Завещание убитого еврейского поэта — страница 10 из 58

В моей жизни началась полоса истового служения, наступил самый будоражащий и богатый период жизни, когда смирение и амбициозность мистических откровений достигают своих пределов. Я гнался за молчанием в слове, в молчании, как в засаде, я слово подстерегал, чтобы мое «я» достигло расцвета. Я успешно низводил его в ничто, падал ниц, чтобы видеть все с большей высоты, усмирял плоть, чтобы познать наичистейшую радость. Ради веры во спасение я плясал у края пропасти.

Направляемый, подстегиваемый и охраняемый реб Мендлом-Молчальником, я торил свою тропку на путях мессианства. Пытался совлечь с них завесу загадочности, сделать их доступными для смертных.

Дни и ночи я проводил в Доме молитвы и учения. Когда не молился — штудировал тексты, когда не штудировал — молился. Если усталость и сон одолевали мое сопротивленье, в грезах я видел пророка Илию, который, как гласит предание, знает ответы на все вопросы.

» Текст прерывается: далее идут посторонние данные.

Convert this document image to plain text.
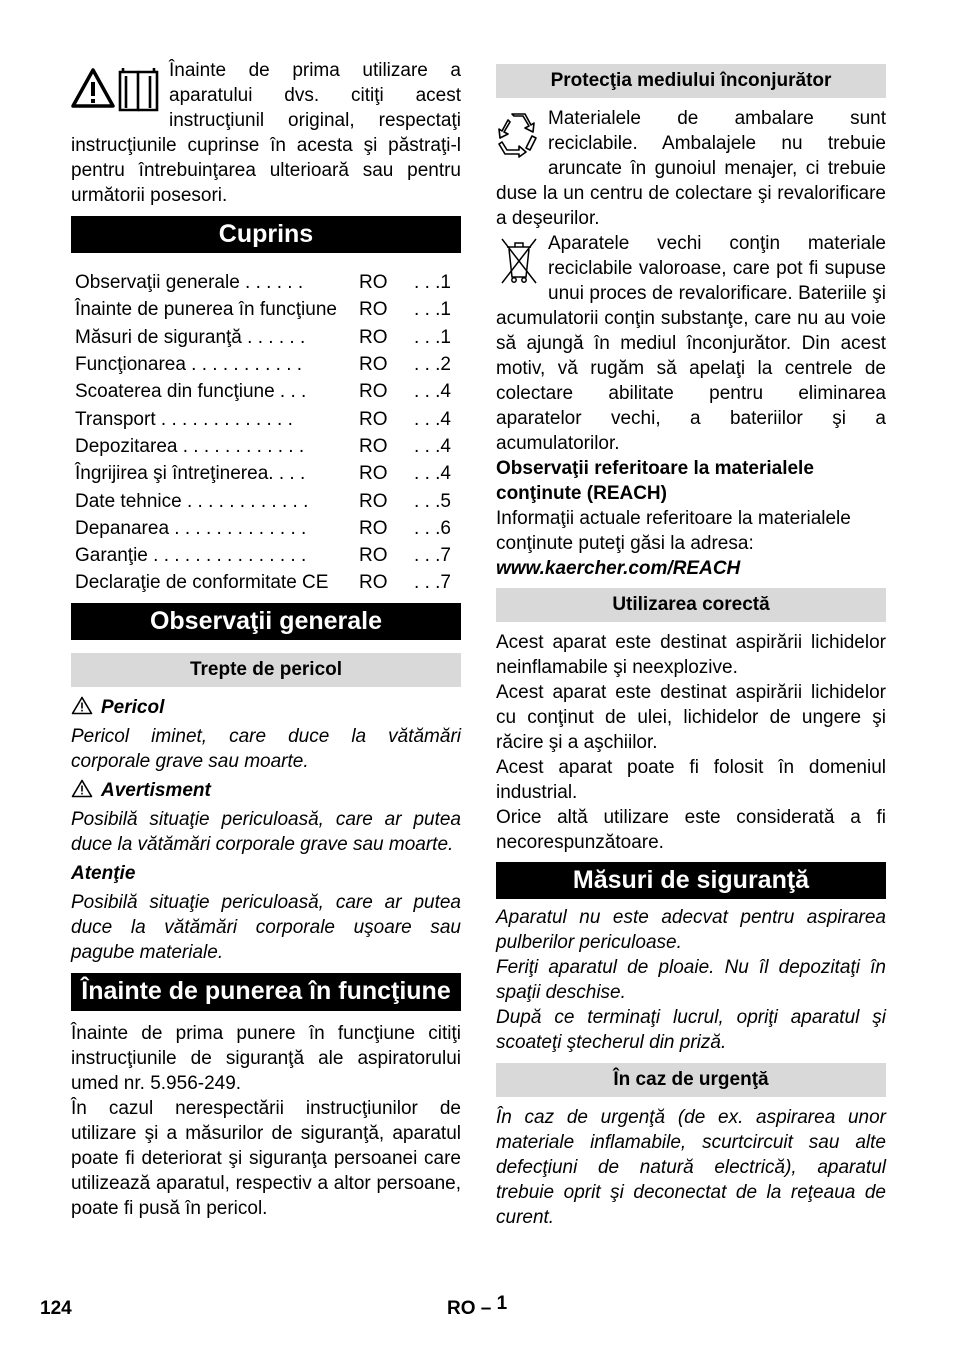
Înainte de prima utilizare a aparatului dvs. citiţi acest instrucţiunil original, respectaţi instrucţiunile cuprinse în acesta şi păstraţi-l pentru întrebuinţarea ulterioară sau pentru următorii posesori.

Cuprins
Observaţii generale . . . . . .	RO	. . .1
Înainte de punerea în funcţiune	RO	. . .1
Măsuri de siguranţă . . . . . .	RO	. . .1
Funcţionarea . . . . . . . . . . .	RO	. . .2
Scoaterea din funcţiune . . .	RO	. . .4
Transport . . . . . . . . . . . . .	RO	. . .4
Depozitarea . . . . . . . . . . . .	RO	. . .4
Îngrijirea şi întreţinerea. . . .	RO	. . .4
Date tehnice . . . . . . . . . . . .	RO	. . .5
Depanarea . . . . . . . . . . . . .	RO	. . .6
Garanţie . . . . . . . . . . . . . . .	RO	. . .7
Declaraţie de conformitate CE	RO	. . .7
Observaţii generale
Trepte de pericol

Pericol

Pericol iminet, care duce la vătămări corporale grave sau moarte.

Avertisment

Posibilă situaţie periculoasă, care ar putea duce la vătămări corporale grave sau moarte.

Atenţie

Posibilă situaţie periculoasă, care ar putea duce la vătămări corporale uşoare sau pagube materiale.

Înainte de punerea în funcţiune

Înainte de prima punere în funcţiune citiţi instrucţiunile de siguranţă ale aspiratorului umed nr. 5.956-249.

În cazul nerespectării instrucţiunilor de utilizare şi a măsurilor de siguranţă, aparatul poate fi deteriorat şi siguranţa persoanei care utilizează aparatul, respectiv a altor persoane, poate fi pusă în pericol.

Protecţia mediului înconjurător

Materialele de ambalare sunt reciclabile. Ambalajele nu trebuie aruncate în gunoiul menajer, ci trebuie duse la un centru de colectare şi revalorificare a deşeurilor.

Aparatele vechi conţin materiale reciclabile valoroase, care pot fi supuse unui proces de revalorificare. Bateriile şi acumulatorii conţin substanţe, care nu au voie să ajungă în mediul înconjurător. Din acest motiv, vă rugăm să apelaţi la centrele de colectare abilitate pentru eliminarea aparatelor vechi, a bateriilor şi a acumulatorilor.

Observaţii referitoare la materialele conţinute (REACH)

Informaţii actuale referitoare la materialele conţinute puteţi găsi la adresa:

www.kaercher.com/REACH

Utilizarea corectă

Acest aparat este destinat aspirării lichidelor neinflamabile şi neexplozive.

Acest aparat este destinat aspirării lichidelor cu conţinut de ulei, lichidelor de ungere şi răcire şi a aşchiilor.

Acest aparat poate fi folosit în domeniul industrial.

Orice altă utilizare este considerată a fi necorespunzătoare.

Măsuri de siguranţă

Aparatul nu este adecvat pentru aspirarea pulberilor periculoase.

Feriţi aparatul de ploaie. Nu îl depozitaţi în spaţii deschise.

După ce terminaţi lucrul, opriţi aparatul şi scoateţi ştecherul din priză.

În caz de urgenţă

În caz de urgenţă (de ex. aspirarea unor materiale inflamabile, scurtcircuit sau alte defecţiuni de natură electrică), aparatul trebuie oprit şi deconectat de la reţeaua de curent.

124	RO – 1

Мои же вопросы без конца вращались вокруг Мессии: я горел желанием ускорить его пришествие. Чтобы уничтожить неравенство между богатым и бедным, униженным и счастливым, нищим и заводовладельцем, чтобы прекратить погромы и войны. Объединить справедливость и сострадание, сделав и то и другое истинными.

Вы улыбаетесь, гражданин следователь. А мне вас жалко. Жалко, что вас никогда не терзали такого рода мечты. Но нет, Пальтиель Гершонович Коссовер, ты несправедлив к славному гражданину следователю, он пережил те же метания, просто его учителя называли Мессию иным именем, у них оно звучало, как Карл Маркс… Однако вот загвоздка, гражданин следователь. У нашего — и имени-то нет. Таково величие нашего предания: оно учит нас, что имя Мессии пребывает как раз среди тех десяти вещей, кои предшествовали Творению. Никто его не знает и не узнает до самого пришествия.

По правде говоря, гражданин следователь, я становился коммунистом, сам того не сознавая. Я тоже хотел помочь всем бедным, голодным, всем проклятым этой земли. Только я пытался добиться этого, призывая Мессию: лишь он, он один способен устранить вопиющую людскую несправедливость, укротить трагизм земного существования.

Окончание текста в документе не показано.